Danny Rand has landed himself in jail for attempted murder. Of a police officer.
That isn’t actually what happened, of course, not even close, but it is what was perceived. I mean, sure, Danny and Luke were embroiled in a physical altercation (shocker, I know), but Danny certainly wasn’t trying to kill anyone. He was trying to get some answers, to right a wrong, and to protect not only his friends but some people he doesn’t particularly care for who have been wrongfully imprisoned.
He is in more danger on the inside than he was on the outside. On the outside, Danny is a hero. On in the inside? A target. A target for every criminal Iron Fist or Power Man or the team has put away. There are a lot of people who fit that description and not even the Immortal Iron Fist can take all of them at once.
Danny could break out. Easily. As easily as breathing.
But he hasn’t nor does he plan to. He hasn’t contacted Luke, who would certainly smash through however many walls were necessary to free his partner and best friend.
Danny has chosen to remain behind bars in order to track the conspiracy which landed him there in the first place.
Danny, in uncharacteristic fashion, has decided to watch and wait. To be patient. To know what he’s up against before he takes a swing.
From whence comes this ability to be flexible? This adaptability? Danny’s ease, if not preference, in acting against the very nature and instincts which have kept him alive in so many dangerous situations across so many years?
A lesson from childhood:
Someone who trained Danny to fight taught him while one can train to fight, while one can be prepared for different sorts of battles, there is no way to prepare for every potential battle as we have neither the ability to predict infinite manifestations nor the time to ready ourselves. It is impossible to predict which demons will rear up and try to devour us and, even if it were possible, the improbability of seeing every angle, of having the ability to take advantage of every opportunity, makes the attempt a futile enterprise.
Does this mean Danny is defenseless?
His teachers have trained him to fight. Prepared him to be prepared. And they have instilled in him their faith in his ability to choose the right course when the moment comes.
We are not the monks of K’un Lun. Well, I don’t know about you, but I’m not. I am not training my children to face literal demons (though we do read a lot of fantasy and it’s a big world so really, who the hell knows). I am training them to fight battles against injustice and inequality, against intolerance and cruelty. I am teaching them to be who they are, whoever that may be, in a world that likes neat slots and boxes and enjoys punishing those who refuse to be categorized. To love and need others and to be independent, sometimes in the same moment. Not to start the brawl but to be the one who finishes it if it means defending themselves or someone who needs help. To, every so often, be the one who starts stuff when stuff needs starting.

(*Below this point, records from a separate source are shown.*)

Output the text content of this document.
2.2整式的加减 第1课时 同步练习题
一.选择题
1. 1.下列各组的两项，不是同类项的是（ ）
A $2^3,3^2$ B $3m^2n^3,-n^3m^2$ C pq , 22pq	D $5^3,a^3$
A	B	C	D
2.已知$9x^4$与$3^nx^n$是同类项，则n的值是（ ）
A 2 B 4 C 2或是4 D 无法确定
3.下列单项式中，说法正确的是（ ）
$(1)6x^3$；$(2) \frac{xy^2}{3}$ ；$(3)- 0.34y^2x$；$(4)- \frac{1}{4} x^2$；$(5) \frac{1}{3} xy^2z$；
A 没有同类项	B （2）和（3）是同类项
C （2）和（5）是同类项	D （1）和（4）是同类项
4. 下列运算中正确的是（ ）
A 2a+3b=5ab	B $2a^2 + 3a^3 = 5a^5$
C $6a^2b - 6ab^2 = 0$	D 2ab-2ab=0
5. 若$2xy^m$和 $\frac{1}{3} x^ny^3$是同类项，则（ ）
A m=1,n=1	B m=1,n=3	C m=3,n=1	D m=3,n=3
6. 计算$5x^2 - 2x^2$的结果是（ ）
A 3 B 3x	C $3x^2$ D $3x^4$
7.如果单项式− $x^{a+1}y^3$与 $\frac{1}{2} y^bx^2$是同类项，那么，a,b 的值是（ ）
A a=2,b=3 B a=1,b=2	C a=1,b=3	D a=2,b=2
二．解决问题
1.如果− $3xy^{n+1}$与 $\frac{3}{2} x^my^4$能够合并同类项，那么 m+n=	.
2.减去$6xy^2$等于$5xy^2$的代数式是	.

I am preparing them to fight.
These battles could be fought between them and anyone from the playground bully to the law of the land. From another human to their deity of choice, should they choose one. Between them and the infinite, sweeping universe.
I can foresee neither every incarnation of each of these possible battles nor the paths they may take nor those fights which may come as their world changes. Even if I could, there is no way I would have the opportunity to prepare them in the short time they are mine.
Parenting is, for the most part, a catch and release operation. Yes, the release comes in stages from morning preschool to full-time school to college to independence, but each moment they are ours is one moment less we have to ready them for the final leap.
Even in my worst moments of anxiety, I have to acknowledge the rightness of this process. As I watch my children grow and learn and develop, I know this.
Doesn’t mean I have to like it.
I wish, fervently and absolutely, I could prepare them for every possibility in detail. That we could map out every conflict, pathway, and battle. I am, by nature, an orderly individual. I like my world to be neat and predictable and my son is much the same, while my daughter is naturally more flexible. Regardless of temperament, however, theirs or mine, life is messy and unpredictable, a beautiful disaster, and all of the other diametrically opposed things you can conceive.
That means, after a certain point, our lives, and more importantly and urgently their lives, are out of our control and theirs. We can teach them to choose and guide them in establishing parameters. We can gift them with the values of kindness, empathy, acceptance, and understanding. We can teach them there are times to be flexible and times to be the immovable object, to stand firm and say, “No, you move.” We can teach them when to walk away and when to fight back. Teach them when it’s appropriate and worth it to be the one to throw the first punch.
We can prepare them to be prepared and we can teach them how to fight.
Then, as Danny’s teachers did back in Raksasa Ko Jela, we have to let them go and have faith we’ve done the best we can, faith they’ve listened and learned, faith we’ve taught them to know themselves well enough to choose.
Catch and release.
It’ll be okay. And if it’s not, someone who loves them will always be there to catch them again.